In Breve
- Qual è la percentuale di italiani disposti a condividere dati per vantaggi economici?
- Il 49% degli italiani è disposto a condividere dati personali in cambio di vantaggi economici.
- Cosa richiedono gli utenti in cambio della condivisione dei dati?
- Il 17% degli utenti richiede chiarezza sull'uso dei dati e un altro 17% sistemi intuitivi per la gestione del consenso.
- Qual è la percezione della pubblicità personalizzata tra gli italiani?
- Il 51% degli italiani valuta positivamente la pubblicità personalizzata, mentre il 36% la considera invasiva.
Un recente rapporto sul comportamento dei consumatori in Italia ha rivelato che il 49% degli italiani è disposto a condividere le proprie informazioni personali con brand e retailer in cambio di vantaggi economici concreti, come sconti e promozioni mirate. Questo dato è significativamente superiore alla media europea, che si attesta al 29%.
Tuttavia, la disponibilità a condividere dati non è incondizionata. Il 17% degli utenti richiede maggiore chiarezza sulle modalità di utilizzo delle informazioni fornite, mentre un ulteriore 17% esige sistemi intuitivi per la gestione o la revoca del consenso. Inoltre, il 29% del campione manifesta un rifiuto strutturale alla condivisione dei dati, evidenziando una certa diffidenza verso le pratiche di raccolta delle informazioni.
Quando si parla di pubblicità personalizzata, emergono segnali di ambivalenza. Il 51% degli intervistati valuta positivamente i contenuti su misura, mentre il 36% li considera invasivi. La personalizzazione risulta particolarmente efficace quando risponde a esigenze immediate di risparmio o pianificazione.
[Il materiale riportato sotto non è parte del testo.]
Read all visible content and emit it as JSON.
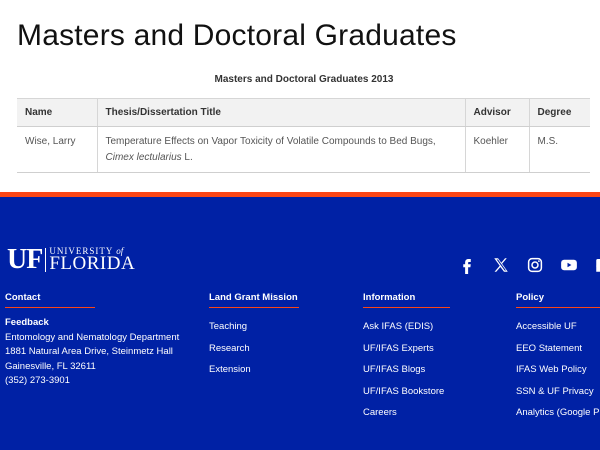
{
  "page": {
    "title": "Masters and Doctoral Graduates"
  },
  "table": {
    "caption": "Masters and Doctoral Graduates 2013",
    "headers": [
      "Name",
      "Thesis/Dissertation Title",
      "Advisor",
      "Degree"
    ],
    "rows": [
      {
        "name": "Wise, Larry",
        "title_prefix": "Temperature Effects on Vapor Toxicity of Volatile Compounds to Bed Bugs,",
        "title_italic": "Cimex lectularius",
        "title_suffix": "L.",
        "advisor": "Koehler",
        "degree": "M.S."
      }
    ]
  },
  "colors": {
    "footer_bg": "#0021a5",
    "accent": "#fa4616"
  },
  "footer": {
    "logo": {
      "mark": "UF",
      "top": "UNIVERSITY",
      "of": "of",
      "bottom": "FLORIDA"
    },
    "social": [
      "facebook-icon",
      "x-icon",
      "instagram-icon",
      "youtube-icon",
      "podcast-icon"
    ],
    "contact": {
      "heading": "Contact",
      "feedback": "Feedback",
      "dept": "Entomology and Nematology Department",
      "address1": "1881 Natural Area Drive, Steinmetz Hall",
      "address2": "Gainesville, FL 32611",
      "phone": "(352) 273-3901"
    },
    "land_grant": {
      "heading": "Land Grant Mission",
      "links": [
        "Teaching",
        "Research",
        "Extension"
      ]
    },
    "information": {
      "heading": "Information",
      "links": [
        "Ask IFAS (EDIS)",
        "UF/IFAS Experts",
        "UF/IFAS Blogs",
        "UF/IFAS Bookstore",
        "Careers"
      ]
    },
    "policy": {
      "heading": "Policy",
      "links": [
        "Accessible UF",
        "EEO Statement",
        "IFAS Web Policy",
        "SSN & UF Privacy",
        "Analytics (Google Pr"
      ]
    }
  }
}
Infatti, il 55% degli italiani riconosce l’utilità della pubblicità personalizzata nella scoperta di promozioni pertinenti, mostrando un approccio più selettivo rispetto ad altri mercati europei, come Francia e Romania.
Marco Durante, Global VP Sales & Marketing di Shopfully, ha commentato questo trend, affermando che “l’apertura degli italiani alla condivisione dei dati, superiore alla media europea, dimostra che esiste una disponibilità concreta a costruire un rapporto con brand e retailer basato sullo scambio di valore”. Durante sottolinea che la trasparenza, il controllo e l’utilità sono elementi decisivi per orientare le scelte dei consumatori e influenzare il loro comportamento d’acquisto.
Questo scenario suggerisce che le aziende devono prestare attenzione alle esigenze dei consumatori, garantendo pratiche chiare e trasparenti per la gestione dei dati. Solo così sarà possibile costruire un rapporto di fiducia che favorisca la condivisione delle informazioni personali, trasformando la relazione tra consumatori e brand in un vero e proprio scambio di valore.